Some can criticize that their convictions originate in academic environments, where time is abundant, labor is cheaper, and infrastructure is readily available. At early venturing stages, we believe it is an opportunity. Many academic founders make faster progress as insiders, taking advantage of university resources and testing the market with potential customers and partners. Down the road, though, these dynamics flip, and being within the institution starts to slow the venture down, because universities are not set up to commercialize technologies. Within the current generation of local spin-offs, we observe that academic founders tend to use their own theories and operational frameworks of entrepreneurship. It includes both team-specific concepts and convictions about the go-to-market strategies of the technologies they develop, as well as the resources they need in order to move the venture forward.

Early-stage venturing dynamics are crucial to build a healthy company and ecosystem. Below are three pillars that we believe key to set up the initial team:

Organizing a leadership relay race. Not being the person running the show can be difficult for a top scientist to accept, but it is a decision worth getting right. Entrepreneurial scientists know that their brilliant technologies need good leadership. While finding a CEO should not be the priority while kickstarting the company -great CEOs are anyway scarce and difficult to draft- deciding who in the inventors is going to leave an academic career to lead the company is key. This has two major implications. First, making sure that the first leaders are both fully in charge and accordingly incentivized. Second, structuring a balanced cap table that allows key people to join down the road, since the leadership relay race has just begun.

Splitting the equity. One of the most common mistakes scientific founding teams can make is that equity allocation rewards past contributions, when it is actually to anticipate future ones. The equity split should incentivize people who will probably have to work 7–10 years post spin-out to make it a success story. Many believe that academic co-founders who are not fully hands-on should typically own less than 10% of a startup. While our experience demonstrates that every venturing journey is different and capital allocation should be designed according to the envisioned leadership relay race rather than a set of standard criteria, it is clear that distortions of capital allocation will cause frictions, send the wrong signals to investors and put the company at risk. In parallel, proper vesting rules are to be put in place.

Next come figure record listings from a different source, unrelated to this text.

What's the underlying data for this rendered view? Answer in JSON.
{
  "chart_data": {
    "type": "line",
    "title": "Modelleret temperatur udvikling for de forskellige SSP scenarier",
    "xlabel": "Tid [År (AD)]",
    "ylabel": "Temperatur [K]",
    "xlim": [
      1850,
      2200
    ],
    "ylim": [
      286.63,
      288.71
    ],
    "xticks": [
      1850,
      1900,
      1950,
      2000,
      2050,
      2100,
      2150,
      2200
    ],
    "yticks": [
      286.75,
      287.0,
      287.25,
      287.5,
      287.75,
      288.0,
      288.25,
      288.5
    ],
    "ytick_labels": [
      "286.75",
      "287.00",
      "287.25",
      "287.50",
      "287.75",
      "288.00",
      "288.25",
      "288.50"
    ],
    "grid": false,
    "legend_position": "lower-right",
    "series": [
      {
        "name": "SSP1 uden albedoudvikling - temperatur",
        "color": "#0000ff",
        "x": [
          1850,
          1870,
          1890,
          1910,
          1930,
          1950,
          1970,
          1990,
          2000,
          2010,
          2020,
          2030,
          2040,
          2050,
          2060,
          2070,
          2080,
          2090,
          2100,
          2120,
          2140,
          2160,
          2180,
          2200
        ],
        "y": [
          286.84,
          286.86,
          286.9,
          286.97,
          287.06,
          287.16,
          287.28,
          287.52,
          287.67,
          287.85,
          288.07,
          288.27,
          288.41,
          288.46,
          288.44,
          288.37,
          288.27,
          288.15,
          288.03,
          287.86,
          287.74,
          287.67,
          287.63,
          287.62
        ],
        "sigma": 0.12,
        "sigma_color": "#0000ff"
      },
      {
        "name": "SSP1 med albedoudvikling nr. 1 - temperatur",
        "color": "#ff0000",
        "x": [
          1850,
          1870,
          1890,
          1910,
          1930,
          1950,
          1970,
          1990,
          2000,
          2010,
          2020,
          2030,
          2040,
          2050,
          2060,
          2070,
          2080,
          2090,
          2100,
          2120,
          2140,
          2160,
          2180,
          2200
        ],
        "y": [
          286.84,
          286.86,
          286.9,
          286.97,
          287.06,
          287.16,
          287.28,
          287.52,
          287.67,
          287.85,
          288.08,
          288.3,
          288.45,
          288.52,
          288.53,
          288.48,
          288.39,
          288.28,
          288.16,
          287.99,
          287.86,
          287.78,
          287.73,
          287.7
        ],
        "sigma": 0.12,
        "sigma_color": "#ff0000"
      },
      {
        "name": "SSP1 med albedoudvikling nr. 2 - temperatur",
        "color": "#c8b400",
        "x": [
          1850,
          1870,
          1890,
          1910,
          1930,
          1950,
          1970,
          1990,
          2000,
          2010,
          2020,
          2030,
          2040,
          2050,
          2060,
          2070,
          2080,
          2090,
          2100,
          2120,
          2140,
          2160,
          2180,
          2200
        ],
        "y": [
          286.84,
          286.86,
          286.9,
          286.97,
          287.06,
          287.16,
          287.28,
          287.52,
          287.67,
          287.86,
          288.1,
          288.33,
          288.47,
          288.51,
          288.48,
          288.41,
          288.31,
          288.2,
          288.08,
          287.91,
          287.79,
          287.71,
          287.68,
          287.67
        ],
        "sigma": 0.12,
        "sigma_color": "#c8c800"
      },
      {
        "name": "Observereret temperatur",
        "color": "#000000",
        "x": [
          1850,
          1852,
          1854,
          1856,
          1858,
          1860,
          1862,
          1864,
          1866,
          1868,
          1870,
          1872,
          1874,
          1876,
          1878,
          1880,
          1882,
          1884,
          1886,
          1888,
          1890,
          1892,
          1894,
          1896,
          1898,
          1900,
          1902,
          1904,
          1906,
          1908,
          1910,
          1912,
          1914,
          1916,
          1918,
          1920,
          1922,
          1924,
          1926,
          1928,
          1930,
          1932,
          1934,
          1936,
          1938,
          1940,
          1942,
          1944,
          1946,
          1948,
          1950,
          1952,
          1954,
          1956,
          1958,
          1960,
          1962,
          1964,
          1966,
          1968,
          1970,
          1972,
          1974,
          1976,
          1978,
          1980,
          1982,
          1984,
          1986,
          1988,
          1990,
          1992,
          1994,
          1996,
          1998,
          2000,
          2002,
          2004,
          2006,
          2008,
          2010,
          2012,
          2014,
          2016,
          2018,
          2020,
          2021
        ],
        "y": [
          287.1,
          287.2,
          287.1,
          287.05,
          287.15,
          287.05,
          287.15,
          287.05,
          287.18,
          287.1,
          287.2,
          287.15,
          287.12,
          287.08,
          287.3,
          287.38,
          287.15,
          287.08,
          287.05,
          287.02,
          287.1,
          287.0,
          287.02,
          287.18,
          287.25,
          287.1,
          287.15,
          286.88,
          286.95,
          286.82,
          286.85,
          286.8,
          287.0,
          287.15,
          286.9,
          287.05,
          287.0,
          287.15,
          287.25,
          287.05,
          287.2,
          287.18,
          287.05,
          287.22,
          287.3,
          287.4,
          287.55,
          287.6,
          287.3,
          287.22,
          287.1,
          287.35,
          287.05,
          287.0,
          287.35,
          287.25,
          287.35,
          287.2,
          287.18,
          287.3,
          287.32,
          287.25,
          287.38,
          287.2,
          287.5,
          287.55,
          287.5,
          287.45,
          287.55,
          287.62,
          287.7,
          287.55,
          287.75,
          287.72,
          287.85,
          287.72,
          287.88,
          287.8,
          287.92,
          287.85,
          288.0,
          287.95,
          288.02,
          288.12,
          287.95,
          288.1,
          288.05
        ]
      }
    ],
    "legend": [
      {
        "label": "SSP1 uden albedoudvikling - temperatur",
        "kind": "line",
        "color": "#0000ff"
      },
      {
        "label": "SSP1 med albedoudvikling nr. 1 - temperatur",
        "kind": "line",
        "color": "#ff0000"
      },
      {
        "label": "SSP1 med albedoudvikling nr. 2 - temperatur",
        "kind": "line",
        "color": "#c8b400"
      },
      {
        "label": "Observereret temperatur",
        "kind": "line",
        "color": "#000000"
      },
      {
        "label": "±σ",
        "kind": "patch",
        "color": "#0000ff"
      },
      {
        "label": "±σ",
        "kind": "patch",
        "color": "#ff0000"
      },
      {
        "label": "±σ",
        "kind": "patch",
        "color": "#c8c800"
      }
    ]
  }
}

Balancing business stamina. Business-oriented thinking, market discovery and go-to-market roadmaps should be started as soon as possible. However, there is typically very little “business” to be done over the first couple of years, and academic founders are much more equipped that they think to pick those early business skills along the way, while the venture surely needs their scientific know-how. The key point here is to go further than the top scientist-top businessman association mantra. A common misconception is believing that the research efforts are done when spin-offing, and commercialization starts. It is almost never the case. Most probably research will continue to adapt the future products to the market. The academic founders can receive feedback and make adjustments; a top CEO will just be stuck. Don’t get us wrong, being exposed and integrating business codes as fast as possible is essential, but the need of elite scientists versus elite business people is a much more nuanced equation, especially at early stage. A flexible mix of junior and senior team members and supports going in and out along the way, driven by a strong leadership, will be closer to truth.